Auf die Idee für das «Projekt Aare» ist Wälchli gekommen, weil er als Servicetechniker beruflich rund um die Welt unterwegs ist. Dabei sei ihm aufgefallen, wie schmutzig Flüsse an vielen Orten seien. Er will darauf aufmerksam machen, wie wertvoll ein sauberer Fluss ist. «Mir war immer wichtig, dass nicht ich im Mittelpunkt stehe», so Wälchli. «Es soll um die Aare gehen». Bei dem Vorhaben unterstützt ihn ein Team aus zehn Freunden, sie alle haben dafür zwei Wochen Ferien genommen. Sie begleiten und motivieren ihn, kümmern sich ums Essen und Übernachtungen auf Camping, Bauernhof oder im Schulhaus, fahren am Vortag die jeweils nächste Etappe ab und dokumentieren das ganze Projekt auf der Website.

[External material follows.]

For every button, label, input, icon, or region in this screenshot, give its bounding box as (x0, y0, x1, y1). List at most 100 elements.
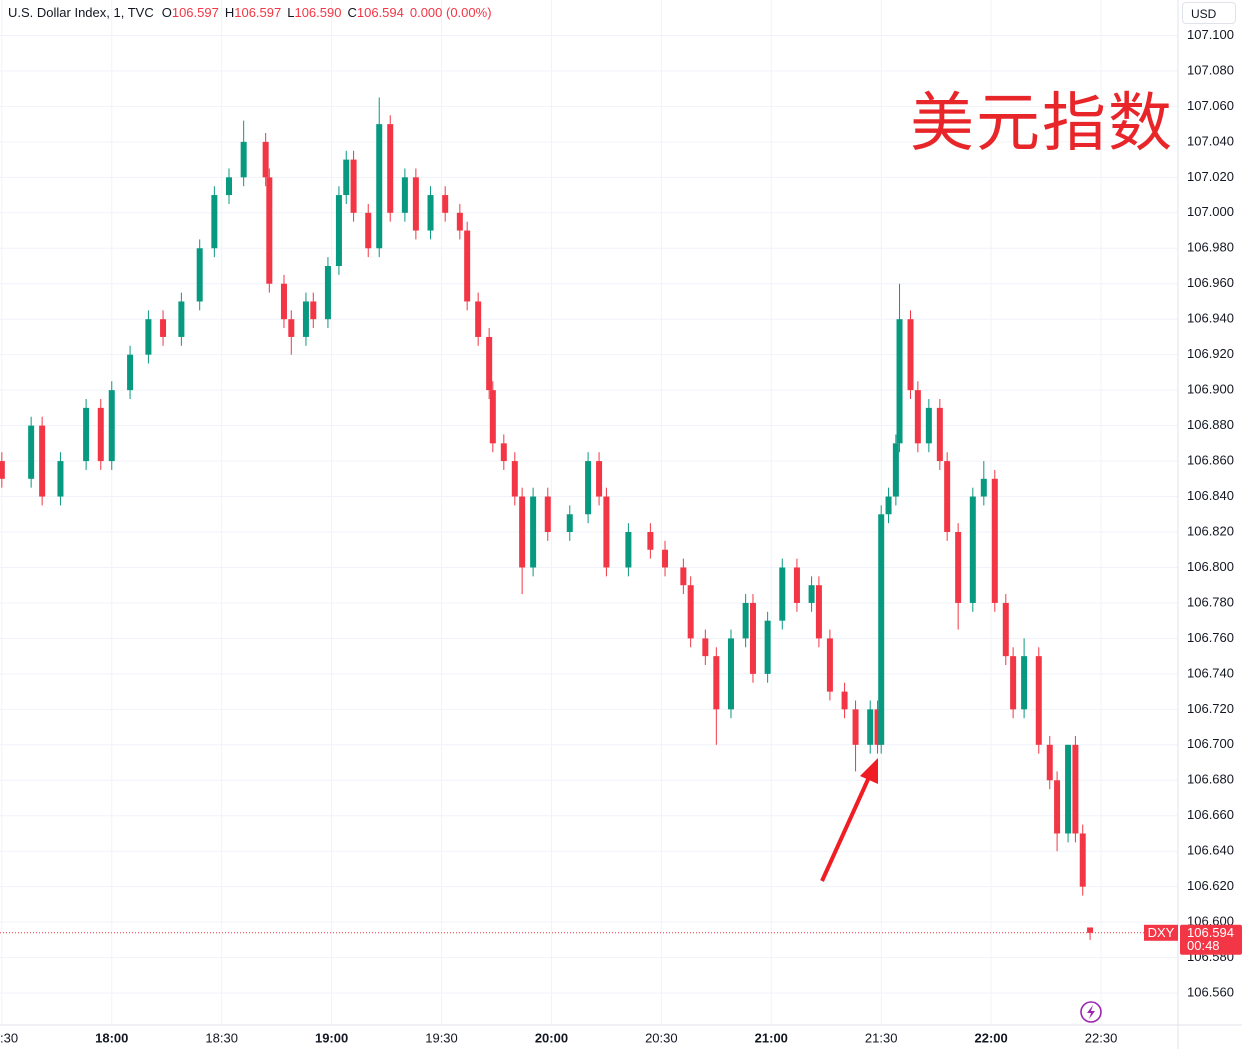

Es geht den Freunden aber nicht nur ums Abenteuer, sie wollen auch Geld fürs Allani Kinderhospiz Bern sammeln, das 2022 eröffnet werden soll. Das Hospiz soll Platz für sechs bis acht schwerkranke Kinder und ihre Familien bieten. Die Kinder sollen dort Zeit verbringen und sterben können. Wie es dazu gekommen ist, dass sie für diesen Verein Spenden sammeln, sei einem «wunderbaren Zufall» geschuldet, so Wächli. Eines der Vereinsmitglieder hatte eine Wohnung im selben Ferienhaus wie seine Freundin und er. Die beiden haben einander von ihrem jeweiligen Projekt erzählt und entschieden, sie zu verbinden.

Zurück an den Bielersee: Nach über vier Stunden erreichen Wälchli und seine Begleiter Ipsach. Sie werden begrüsst von weiteren Teammitgliedern, von Freunden und Familie. Die Hälfte der Tagesetappe ist nun geschafft – und ebenso die Hälfte der gesamten Strecke. Heute schwimmt Wälchli von seiner Heimat Solothurn nach Aarwangen, und wenn alles läuft wie geplant, wird er am Samstag nach 288 Kilometern in Koblenz aus der Aare steigen. Und vielleicht lässt sich unterwegs ja sogar noch ein Fisch blicken.